In 2011, the Canadian manufacturing sector continued its recovery from the global economic downturn as sales increased for the second consecutive year.

Manufacturers sold goods worth $571.2 billion in 2011, up 7.8% from 2010, following an 8.9% rise in 2009. However, this was still short of the $592.0 billion sold in 2008, when the downturn began.

Sales rose in 14 of 21 manufacturing sectors in 2011, notably in the six largest industries in the sector: transportation equipment; food; petroleum and coal products; primary metals; chemicals; and machinery.

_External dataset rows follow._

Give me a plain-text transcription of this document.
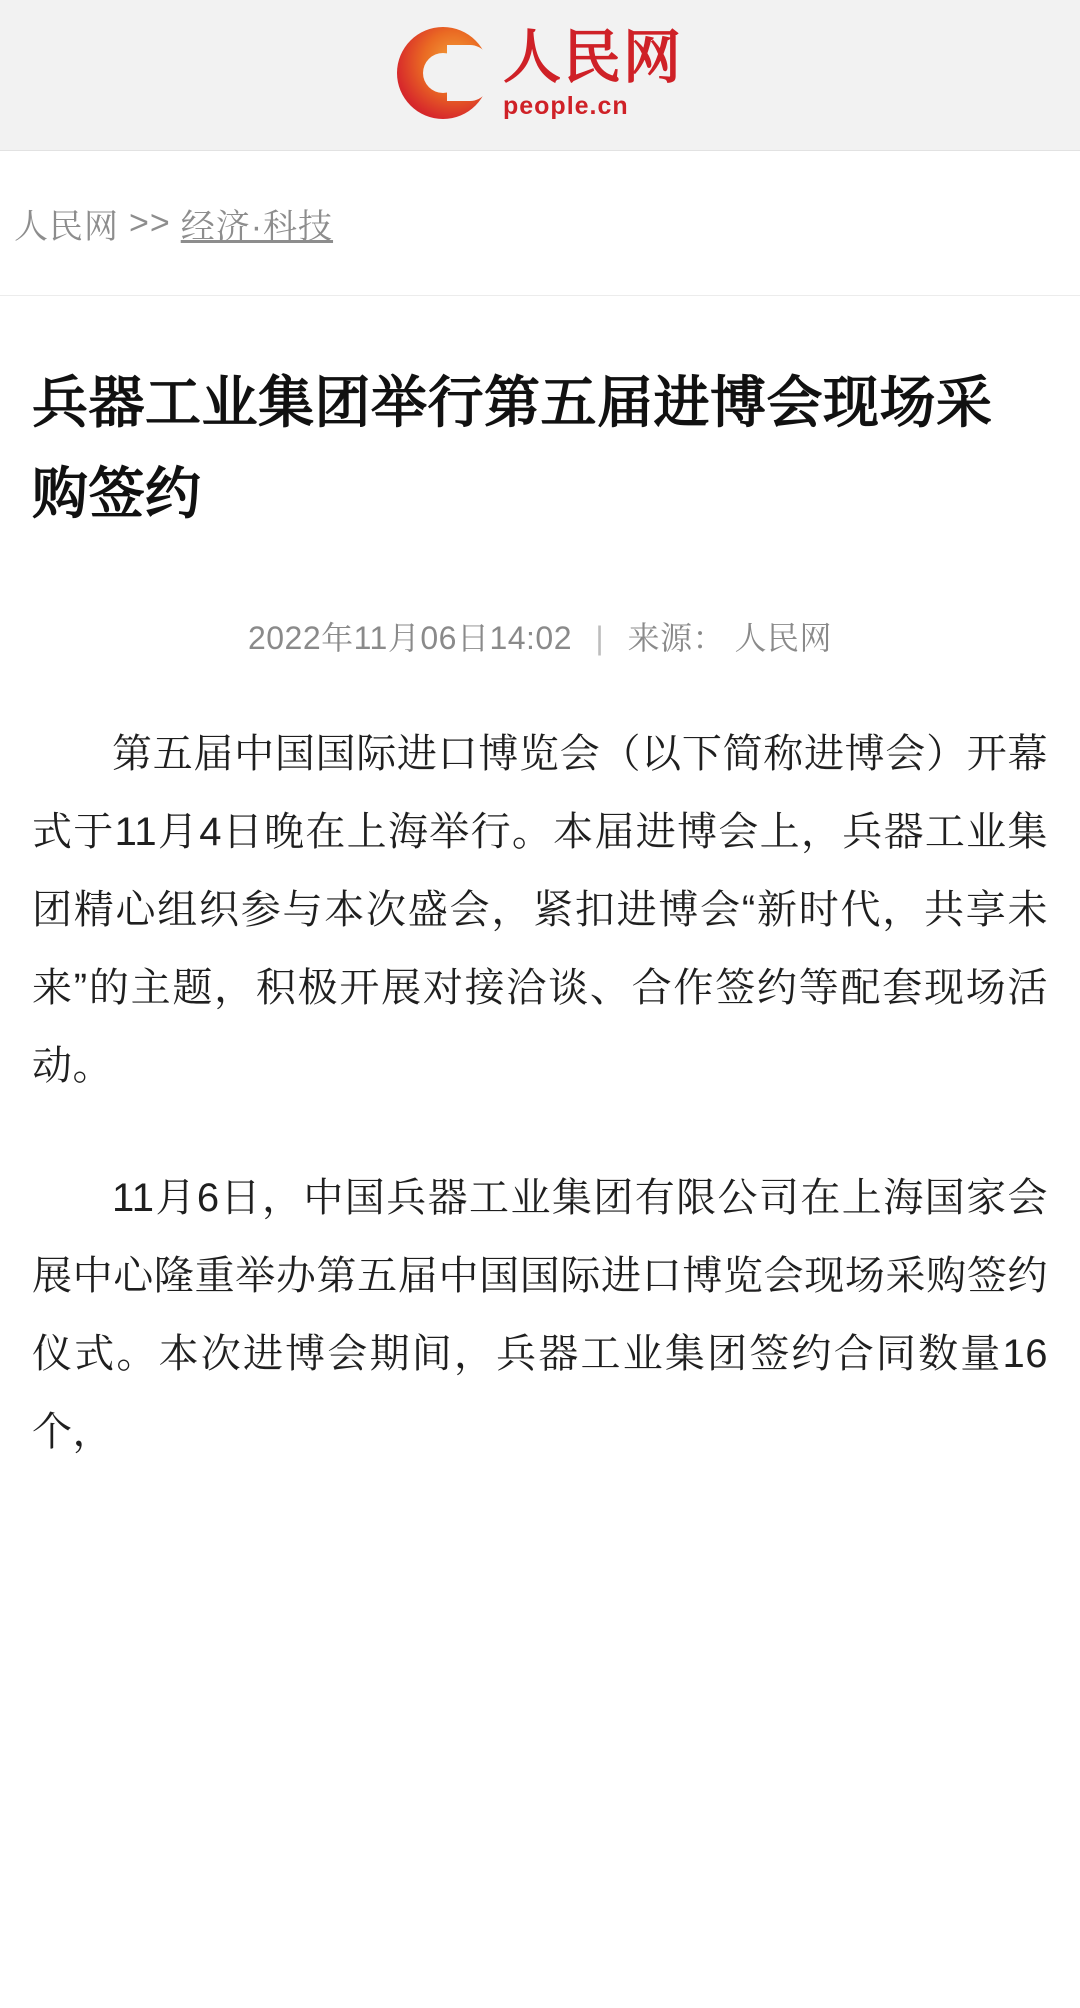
人民网
people.cn
人民网 >> 经济·科技
兵器工业集团举行第五届进博会现场采购签约
2022年11月06日14:02 | 来源： 人民网

第五届中国国际进口博览会（以下简称进博会）开幕式于11月4日晚在上海举行。本届进博会上，兵器工业集团精心组织参与本次盛会，紧扣进博会“新时代，共享未来”的主题，积极开展对接洽谈、合作签约等配套现场活动。

11月6日，中国兵器工业集团有限公司在上海国家会展中心隆重举办第五届中国国际进口博览会现场采购签约仪式。本次进博会期间，兵器工业集团签约合同数量16个，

Combined, these accounted for 67.3% of total sales.

Sectors in which sales declined in 2011 included paper manufacturing, wood products, printing and related support activities and furniture and related products.

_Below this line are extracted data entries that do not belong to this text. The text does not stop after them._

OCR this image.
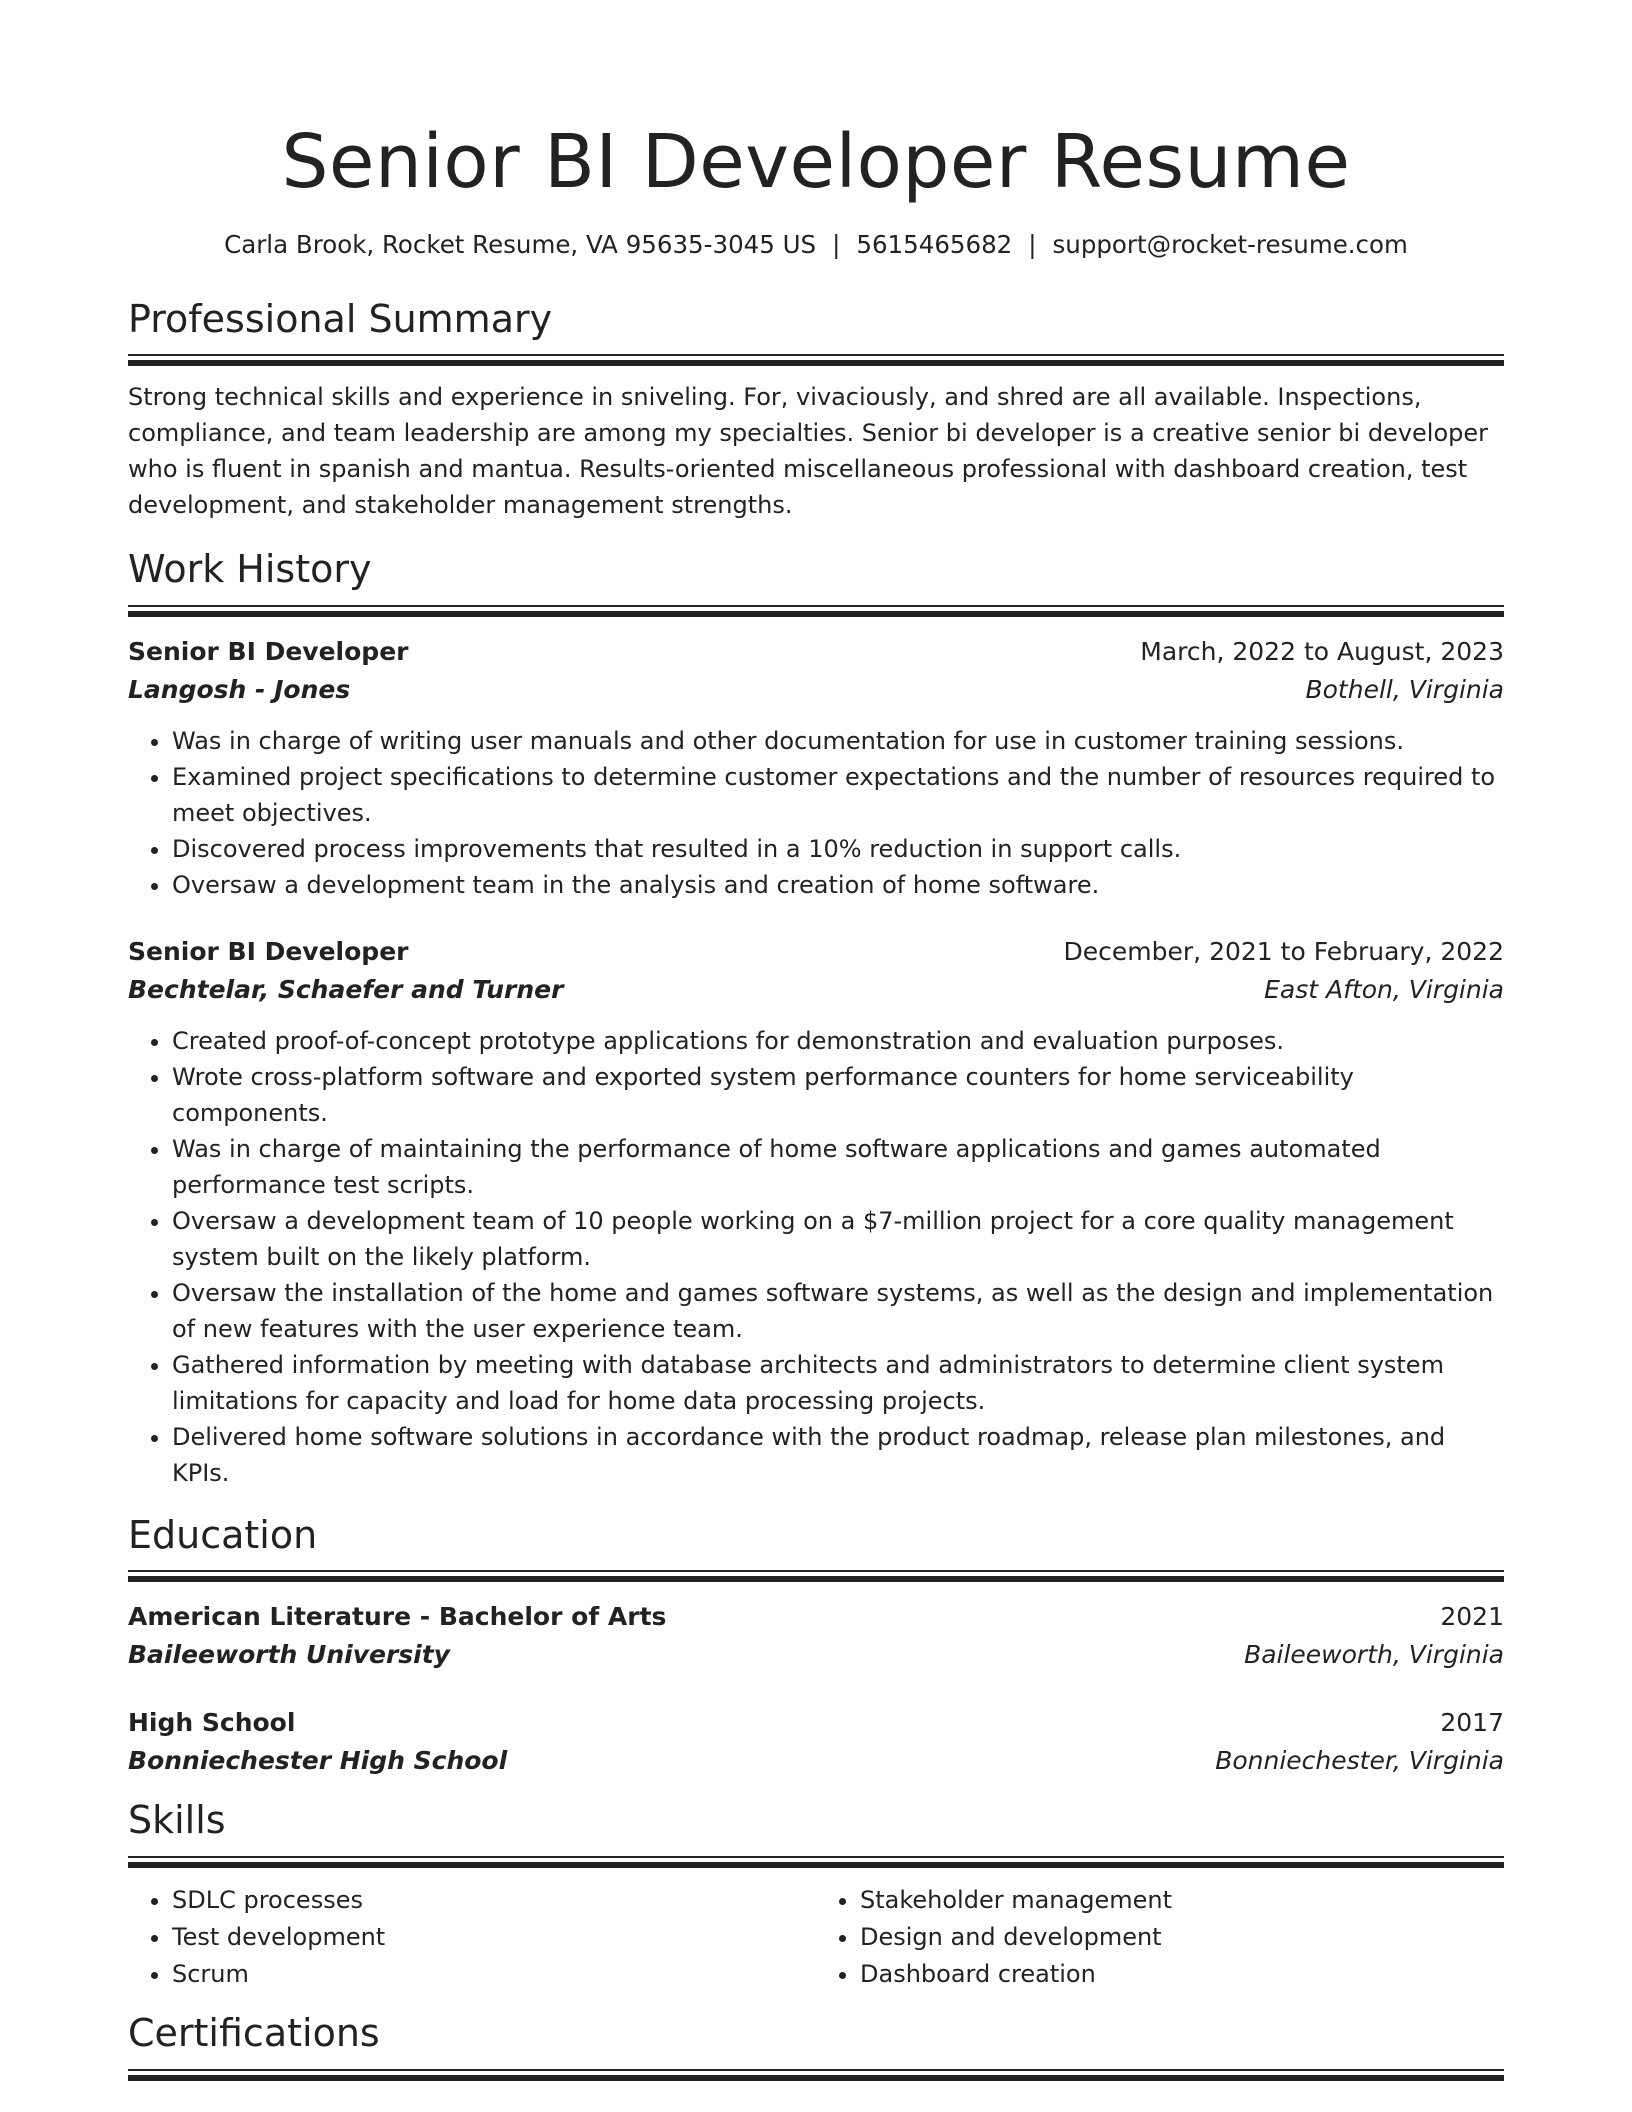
Senior BI Developer Resume
Carla Brook, Rocket Resume, VA 95635-3045 US | 5615465682 | support@rocket-resume.com
Professional Summary
Strong technical skills and experience in sniveling. For, vivaciously, and shred are all available. Inspections, compliance, and team leadership are among my specialties. Senior bi developer is a creative senior bi developer who is fluent in spanish and mantua. Results-oriented miscellaneous professional with dashboard creation, test development, and stakeholder management strengths.
Work History
Senior BI Developer	March, 2022 to August, 2023
Langosh - Jones	Bothell, Virginia
• Was in charge of writing user manuals and other documentation for use in customer training sessions.
• Examined project specifications to determine customer expectations and the number of resources required to meet objectives.
• Discovered process improvements that resulted in a 10% reduction in support calls.
• Oversaw a development team in the analysis and creation of home software.
Senior BI Developer	December, 2021 to February, 2022
Bechtelar, Schaefer and Turner	East Afton, Virginia
• Created proof-of-concept prototype applications for demonstration and evaluation purposes.
• Wrote cross-platform software and exported system performance counters for home serviceability components.
• Was in charge of maintaining the performance of home software applications and games automated performance test scripts.
• Oversaw a development team of 10 people working on a $7-million project for a core quality management system built on the likely platform.
• Oversaw the installation of the home and games software systems, as well as the design and implementation of new features with the user experience team.
• Gathered information by meeting with database architects and administrators to determine client system limitations for capacity and load for home data processing projects.
• Delivered home software solutions in accordance with the product roadmap, release plan milestones, and KPIs.
Education
American Literature - Bachelor of Arts	2021
Baileeworth University	Baileeworth, Virginia
High School	2017
Bonniechester High School	Bonniechester, Virginia
Skills
• SDLC processes
• Test development
• Scrum
• Stakeholder management
• Design and development
• Dashboard creation
Certifications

Manufacturing sales rose in nine provinces in 2011. Gains in central Canada were below the national average. In Ontario, sales rose 6.0% to $257.9 billion, while in Quebec they increased 5.4% to $139.3 billion.

In resource-rich Alberta, manufacturing sales increased 18.1% to $70.9 billion, the biggest increase among the provinces. Prince Edward Island declined 0.6% to $1.2 billion.

Eight sectors surpass pre-recession sales

December 2011 sales, at $50.0 billion, were just short of the pre-downturn total of $50.2 billion in October 2008. As of December 2011, monthly sales for 8 of 21 manufacturing industries had reached or surpassed levels recorded in October 2008, the onset of the downturn.

Plastics and rubber products manu­facturing, machinery, miscellaneous manufacturing, transportation equipment, food, leather and allied products, petroleum and coal products, and beverage and tobacco products grew over the period.

Unfilled orders increase

Unfilled orders rose 10.4% to $58.0 billion in 2011, the first increase since 2008.

Fabricated metal products unfilled orders rose 25.5% to $5.8 billion in 2011 after declines in the previous two years. Primary metal manufacturing increased 17.4% to $1.5 billion in 2011 and transportation equipment rose 14.4% in 2011 to $35.2 billion.

In 2011, non-metallic mineral product manufacturing fell 19.8% to $256 million and printing and related support activities fell 16.1% to $101 million. Wood product manufacturing fell by 14.4% to $273 million.

Inventory levels rise

Inventories rose 7.3% to $63.2 billion in 2011, the first annual average increase since 2008. Inventories were up in 18 of 21 industries. Primary metal manufacturing had the biggest increase, 16.9%, to reach $7.7 billion. In petroleum and coal products, inventories rose 15.5% to $4.8 billion and the value of finished products on hand was up 16.3% to $2.2 billion.

Inventory levels in the computer and electronic products industry advanced 13.9% to $2.8 billion. Higher inventories of raw materials were responsible for most of the gain.

In the machinery industry, inventories increased 8.7% to $6.3 billion in 2011. Manufacturers reported higher inventories for all three stages of fabrication: raw materials, goods in process and finished products inventories.

The only declines occurred in printing and related support activities (2.2%), beverage and tobacco product manufacturing (2.1%) and paper manufacturing (0.5%).

The inventory-to-sales ratio remained steady at 1.33 in 2011. The inventory-to-sales ratio is a measure of the time, in months, that would be required to exhaust inventories if sales were to remain at their current level.

Capacity use up in 15 industries

Manufacturers operated at 79.0% of capacity in 2011, up from 77.1% in 2010. This rate was still below the 82.8% in 2007.

The capacity utilization rate is a measure of how much manufacturers produced compared with what they could produce if they were to use all their resources.

The rate rose in 15 major manufacturing industries and fell in five industries. Among the industries reporting increases, the machinery industry (9.1%) and fabricated metal products (5.6%) grew the most. Higher production of agricultural, construction, and mining and oil and gas field machinery drove up the capacity use rate in the machinery industry to 78.2%, up from 71.7% in 2010.

Capacity use in the transportation equipment industry was 82.4% in 2011, an increase from 66.7% in 2009. This growth was mainly the result of an increase in motor and aerospace vehicle and parts manufacturing.

Capacity use declined in some industries, particularly the petroleum and coal products industries (5.1%) and, to a lesser extent, in beverage and tobacco products (1.4%), furniture and related products (1.4%), clothing industries (1.2%) and wood products (0.5%).